In functional genomics it is more rule than exception that experimental designs are used to generate the data. The samples of the resulting data sets are thus organized according to this design and for each sample many biochemical compounds are measured, e.g. typically thousands of gene-expressions or hundreds of metabolites. This results in high-dimensional data sets with an underlying experimental design. Several methods have recently become available for analyzing such data while utilizing the underlying design. We review these methods by putting them in a unifying and general framework to facilitate understanding the (dis-)similarities between the methods. The biological question dictates which method to use and the framework allows for building new methods to accommodate a range of such biological questions. The framework is built on well known fixed-effect ANOVA models and subsequent dimension reduction. We present the framework both in matrix algebra as well as in more insightful geometrical terms. We show the workings of the different special cases of our framework with a real-life metabolomics example from nutritional research and a gene-expression example from the field of virology.

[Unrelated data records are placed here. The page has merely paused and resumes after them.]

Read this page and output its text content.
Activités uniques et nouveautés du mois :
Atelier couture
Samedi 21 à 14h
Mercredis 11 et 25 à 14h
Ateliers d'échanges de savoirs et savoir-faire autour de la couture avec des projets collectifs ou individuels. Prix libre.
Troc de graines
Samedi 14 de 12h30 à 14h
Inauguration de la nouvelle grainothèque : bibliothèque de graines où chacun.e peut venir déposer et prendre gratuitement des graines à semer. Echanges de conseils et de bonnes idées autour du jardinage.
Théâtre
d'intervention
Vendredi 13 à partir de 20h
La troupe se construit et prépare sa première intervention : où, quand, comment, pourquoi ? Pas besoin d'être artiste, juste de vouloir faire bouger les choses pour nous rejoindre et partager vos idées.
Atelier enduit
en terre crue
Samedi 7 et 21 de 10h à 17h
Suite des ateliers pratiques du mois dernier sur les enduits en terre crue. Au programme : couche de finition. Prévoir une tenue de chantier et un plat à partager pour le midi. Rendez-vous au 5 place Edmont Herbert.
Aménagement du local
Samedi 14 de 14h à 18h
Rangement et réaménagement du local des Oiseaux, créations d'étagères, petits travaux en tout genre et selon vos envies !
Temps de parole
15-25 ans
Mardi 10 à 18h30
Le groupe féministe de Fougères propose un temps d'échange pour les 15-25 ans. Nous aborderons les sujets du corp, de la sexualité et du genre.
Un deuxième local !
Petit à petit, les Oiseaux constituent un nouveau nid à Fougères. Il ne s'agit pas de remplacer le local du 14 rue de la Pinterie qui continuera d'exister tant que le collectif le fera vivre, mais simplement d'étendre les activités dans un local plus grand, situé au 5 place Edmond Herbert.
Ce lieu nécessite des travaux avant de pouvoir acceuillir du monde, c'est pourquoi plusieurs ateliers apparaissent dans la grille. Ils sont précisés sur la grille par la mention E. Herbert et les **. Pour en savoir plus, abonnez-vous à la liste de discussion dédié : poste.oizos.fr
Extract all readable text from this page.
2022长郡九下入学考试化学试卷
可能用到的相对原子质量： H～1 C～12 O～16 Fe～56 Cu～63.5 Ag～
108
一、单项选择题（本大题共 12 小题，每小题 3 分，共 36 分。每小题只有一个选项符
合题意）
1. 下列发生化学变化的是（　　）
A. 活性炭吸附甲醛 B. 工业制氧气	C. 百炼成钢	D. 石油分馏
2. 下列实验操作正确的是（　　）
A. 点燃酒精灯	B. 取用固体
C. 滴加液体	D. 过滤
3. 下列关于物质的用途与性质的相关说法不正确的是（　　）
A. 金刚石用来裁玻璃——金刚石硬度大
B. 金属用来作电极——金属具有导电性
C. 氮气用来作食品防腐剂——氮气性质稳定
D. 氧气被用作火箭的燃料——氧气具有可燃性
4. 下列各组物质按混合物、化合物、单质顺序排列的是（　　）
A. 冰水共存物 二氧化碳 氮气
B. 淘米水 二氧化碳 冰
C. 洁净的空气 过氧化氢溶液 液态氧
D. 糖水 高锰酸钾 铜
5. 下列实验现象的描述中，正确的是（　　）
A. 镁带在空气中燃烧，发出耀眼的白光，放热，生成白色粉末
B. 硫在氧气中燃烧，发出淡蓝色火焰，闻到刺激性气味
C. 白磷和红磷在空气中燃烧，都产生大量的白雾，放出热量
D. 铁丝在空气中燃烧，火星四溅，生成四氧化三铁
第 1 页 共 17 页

在功能基因组学中,实验设计被用来生成数据是更为常见的规则,而非例外。因此,由此产生的数据集的样本是根据该设计进行组织的,并且针对每个样本测量了许多生化化合物,例如通常是数千个基因表达或数百种代谢物。这导致了具有潜在实验设计的高维数据集。最近已经有几种方法可用于分析此类数据,同时利用潜在的设计。我们通过将它们置于统一且通用的框架中,来回顾这些方法,以方便理解方法之间的(差异)相似性。生物学问题决定了要使用哪种方法,并且该框架允许构建新的方法以适应一系列此类生物学问题。该框架建立在众所周知的固定效应 ANOVA 模型和随后的降维基础上。我们以矩阵代数以及更具洞察力的几何术语呈现了该框架。我们通过来自营养研究的代谢组学实例和病毒学领域的基因表达实例,展示了我们框架的不同特殊情况的工作原理。